Salesforce hiring 3,300 employees after laying off 8,000
The San Francisco-based company is hiring employees in various departments including engineering, sales and its data cloud business
After laying off 8,000 employees earlier this year, Salesforce is looking to rehire about 40 per cent of that lost workforce.
Salesforce will reportedly be hiring around 3,300 new employees in 2023, including some employees who were recently let go.
The San Francisco-based company is seeking to hire employees in various departments including engineering, sales and Salesforce's data cloud business.
"We know we have to hire thousands of people," Salesforce CEO Marc Benioff told Bloomberg, which first reported the news.
Salesforce did not respond to a CRN US request for comment regarding the hires by press time.
In January, Benioff cited the challenging economic environment and customers tightening their budgets as the main reasons for the 8,000 layoffs.
"With this in mind, we've made the very difficult decision to reduce our workforce by about 10 per cent, mostly over the coming weeks," he said in a January letter to employees.
With the 3,300 new employees expected to be hired, this means the San Francisco-based company will only see a 4,700 reduction in head count in 2023.
The news comes after the company's massive Salesforce Dreamforce 2023 event last week, which saw a slew of new product and enhanced partnership launches.
Slack hiring
Slack, a popular messaging subsidiary of Salesforce, is also reportedly looking to hire new, or rehire former staff, in a move to drive generative AI.
Slack was looking to hire a significant number of new roles during its third quarter in its product development engineering team with a focus on generative AI.
"We will bring in top talent from across the industry to achieve these goals," said Slack CEO Lidiane Jones in a message to employees in June.
"Our hope and aim is to welcome back some former Slack employees among these new hires whose skill sets can help us move this exciting work forward."
At Dreamforce 2023, generative AI was the main focus, with the company debuting its Einstein 1 Platform, an AI tool that promises the ability to safely connect any data for AI-powered application-building.
"We want to build the trusted AI platform for customer companies so that everyone is an Einstein and more productive," Benioff said at Dreamforce.
"We think that trust is the highest priority here.
"We want to turn it over to you - but only with trust.
"We want to make sure it's integrated.
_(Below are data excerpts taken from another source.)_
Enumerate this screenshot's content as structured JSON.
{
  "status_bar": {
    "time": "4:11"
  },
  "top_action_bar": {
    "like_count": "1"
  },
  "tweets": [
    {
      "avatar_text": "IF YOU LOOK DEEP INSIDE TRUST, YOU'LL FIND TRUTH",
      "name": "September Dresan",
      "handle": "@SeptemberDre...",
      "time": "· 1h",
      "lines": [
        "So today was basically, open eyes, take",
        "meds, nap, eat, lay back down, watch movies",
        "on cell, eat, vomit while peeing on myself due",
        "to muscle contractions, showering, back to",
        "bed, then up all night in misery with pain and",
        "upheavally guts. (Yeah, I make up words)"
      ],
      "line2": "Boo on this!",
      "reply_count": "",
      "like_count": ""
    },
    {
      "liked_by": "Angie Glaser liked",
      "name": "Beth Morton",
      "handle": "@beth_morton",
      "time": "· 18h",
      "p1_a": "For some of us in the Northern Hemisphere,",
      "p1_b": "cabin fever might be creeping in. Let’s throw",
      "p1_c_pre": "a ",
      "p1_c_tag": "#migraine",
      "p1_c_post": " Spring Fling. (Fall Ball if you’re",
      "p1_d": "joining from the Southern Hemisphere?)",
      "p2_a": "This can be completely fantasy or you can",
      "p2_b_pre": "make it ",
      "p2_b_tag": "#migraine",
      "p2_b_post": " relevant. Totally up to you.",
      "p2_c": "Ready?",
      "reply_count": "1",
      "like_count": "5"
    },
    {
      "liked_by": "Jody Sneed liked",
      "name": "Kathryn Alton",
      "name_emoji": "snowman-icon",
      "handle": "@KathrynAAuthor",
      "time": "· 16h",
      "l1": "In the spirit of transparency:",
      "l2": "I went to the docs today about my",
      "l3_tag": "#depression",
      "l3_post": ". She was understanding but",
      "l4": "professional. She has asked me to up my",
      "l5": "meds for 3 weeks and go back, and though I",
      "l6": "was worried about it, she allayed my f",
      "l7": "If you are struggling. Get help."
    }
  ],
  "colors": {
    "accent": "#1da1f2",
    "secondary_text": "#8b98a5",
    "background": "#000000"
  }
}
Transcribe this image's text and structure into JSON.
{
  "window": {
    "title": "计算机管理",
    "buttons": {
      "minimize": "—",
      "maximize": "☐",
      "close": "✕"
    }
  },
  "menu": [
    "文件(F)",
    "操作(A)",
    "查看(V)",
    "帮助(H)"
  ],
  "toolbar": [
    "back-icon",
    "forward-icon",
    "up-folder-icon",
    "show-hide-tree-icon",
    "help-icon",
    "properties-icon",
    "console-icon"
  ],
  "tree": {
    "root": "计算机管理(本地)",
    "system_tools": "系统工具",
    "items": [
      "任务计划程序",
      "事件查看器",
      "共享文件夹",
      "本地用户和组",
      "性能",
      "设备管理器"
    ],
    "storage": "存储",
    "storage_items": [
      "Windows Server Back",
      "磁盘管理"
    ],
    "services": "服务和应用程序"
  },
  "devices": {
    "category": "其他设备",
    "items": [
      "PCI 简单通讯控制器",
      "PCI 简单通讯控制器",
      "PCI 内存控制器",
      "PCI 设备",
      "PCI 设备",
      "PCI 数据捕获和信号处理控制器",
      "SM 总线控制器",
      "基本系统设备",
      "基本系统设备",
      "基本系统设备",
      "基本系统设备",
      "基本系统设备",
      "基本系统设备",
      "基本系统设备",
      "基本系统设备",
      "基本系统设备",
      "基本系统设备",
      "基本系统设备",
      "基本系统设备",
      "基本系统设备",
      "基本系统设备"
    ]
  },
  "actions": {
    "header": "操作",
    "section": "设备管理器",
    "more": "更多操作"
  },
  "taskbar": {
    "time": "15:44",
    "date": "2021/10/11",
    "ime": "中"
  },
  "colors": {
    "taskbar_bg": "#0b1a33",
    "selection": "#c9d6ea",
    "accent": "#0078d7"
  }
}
We want to make sure it's intelligent.
"We want to make sure it's automated. We want to make sure it's low-code and no-code. We want to make sure it's open… This is our life's work.
"This is what we've been doing for 25 years."
Salesforce second quarter 2023 earnings
The CRM software superstar recently generated $8.6bn in sales during its second quarter of 2023.
This represented a sales increase of 11 per cent year over year.
Salesforce recently raised its expected full fiscal year revenue from between $34.5bn and $34.7bn to between $34.7bn and $34.8bn.
Salesforce stock is up 41 per cent Monday compared with one year ago, trading around $215 as of Monday morning.